Of course we never made anybody sleep on that couch. But we did torment our friends by having them help us move it into the basement in the first place. It took six grown men driving that couch like a battering ram down the tiny basement stairwell to finally get it down there, with much cracking of railings and uttering of cuss words accompanying the proceedings. When it finally turned the last corner and we set the couch on the floor in the basement, I realized that we’d just added a permanent fixture to the house. And there it sat for three years like a ship in a bottle.

We should have just left that couch on the sidewalk in State College, where it would have only had to wait until Penn State won (or lost) a football game before rioting students would have set it ablaze. I don’t know if they’re still doing the rioting thing at colleges, but the trend sure seemed to be catching like couch fire when I was in school five years ago. College kids were probably just rioting all the time to seem more cosmopolitan, like French people. But nobody can truly riot like the French, who make the best Camembert, Bordeaux and La-Z-boy flambé.

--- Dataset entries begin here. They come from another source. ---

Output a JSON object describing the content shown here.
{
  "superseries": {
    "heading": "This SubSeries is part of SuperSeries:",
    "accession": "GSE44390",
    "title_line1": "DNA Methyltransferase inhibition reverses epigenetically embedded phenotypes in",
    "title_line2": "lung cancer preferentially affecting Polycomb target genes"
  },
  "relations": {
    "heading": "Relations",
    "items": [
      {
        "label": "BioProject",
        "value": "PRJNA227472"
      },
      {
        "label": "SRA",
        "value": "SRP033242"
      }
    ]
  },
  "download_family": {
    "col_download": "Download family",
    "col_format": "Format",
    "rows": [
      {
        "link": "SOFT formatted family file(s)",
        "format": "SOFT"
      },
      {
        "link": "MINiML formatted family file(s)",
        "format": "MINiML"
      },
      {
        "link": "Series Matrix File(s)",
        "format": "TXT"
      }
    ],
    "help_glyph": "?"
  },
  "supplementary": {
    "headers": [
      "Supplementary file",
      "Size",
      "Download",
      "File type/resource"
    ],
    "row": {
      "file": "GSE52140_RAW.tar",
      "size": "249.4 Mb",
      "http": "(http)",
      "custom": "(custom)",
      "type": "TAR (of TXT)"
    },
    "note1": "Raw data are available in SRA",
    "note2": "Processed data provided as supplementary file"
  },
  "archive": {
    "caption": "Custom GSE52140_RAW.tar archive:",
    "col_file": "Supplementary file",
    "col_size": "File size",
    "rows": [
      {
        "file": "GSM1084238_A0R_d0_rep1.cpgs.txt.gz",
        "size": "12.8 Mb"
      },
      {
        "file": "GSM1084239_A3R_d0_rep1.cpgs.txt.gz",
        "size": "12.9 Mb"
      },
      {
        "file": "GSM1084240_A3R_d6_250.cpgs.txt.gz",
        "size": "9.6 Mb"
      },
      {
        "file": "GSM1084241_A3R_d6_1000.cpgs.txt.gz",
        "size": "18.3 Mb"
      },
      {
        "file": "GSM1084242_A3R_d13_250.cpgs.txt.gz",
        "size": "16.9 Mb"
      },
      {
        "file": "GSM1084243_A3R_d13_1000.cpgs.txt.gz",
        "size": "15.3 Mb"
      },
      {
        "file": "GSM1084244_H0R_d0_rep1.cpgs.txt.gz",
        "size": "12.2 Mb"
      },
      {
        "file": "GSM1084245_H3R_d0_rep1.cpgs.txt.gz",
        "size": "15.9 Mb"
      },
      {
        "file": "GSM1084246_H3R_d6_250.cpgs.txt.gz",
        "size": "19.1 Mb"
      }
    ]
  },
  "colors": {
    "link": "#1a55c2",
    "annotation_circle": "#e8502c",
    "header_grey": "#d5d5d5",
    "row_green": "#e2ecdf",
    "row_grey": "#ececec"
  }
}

When we decided that we were going to try to sell our house, though, it dawned on me that the couch was somehow going to have to come back out of the dungeon. It had become even more of an eyesore, as the mildew and floral print had combined into a tie-dye gone horribly wrong. We’d also need to get that couch out of there without help from our friends, so that we could save our moving tokens to spend on them later.

At about this time, my thoughts turned to the reciprocating saw sitting out in the garage. Sure, our stairwell was too small to maneuver a big couch. But why not two smaller couches?

As I passed Kara in the living room on my way to the basement with the saw in my hand, she asked “What are you doing?”

“We’re going to give that couch downstairs to a nice family,” I said. “They live on a farm. They’ll take really good care of it, and it will have lots of room to sit around all day long.”

If you’ve never cut a couch in half before, you’re really missing out on quite an experience. It’s actually easier than you might think, as long as you let Black and Decker do all the work for you. And moving those two halves out of the basement was a dream. We could have drop-kicked them up the stairs. Man, I love that saw. And it reciprocates.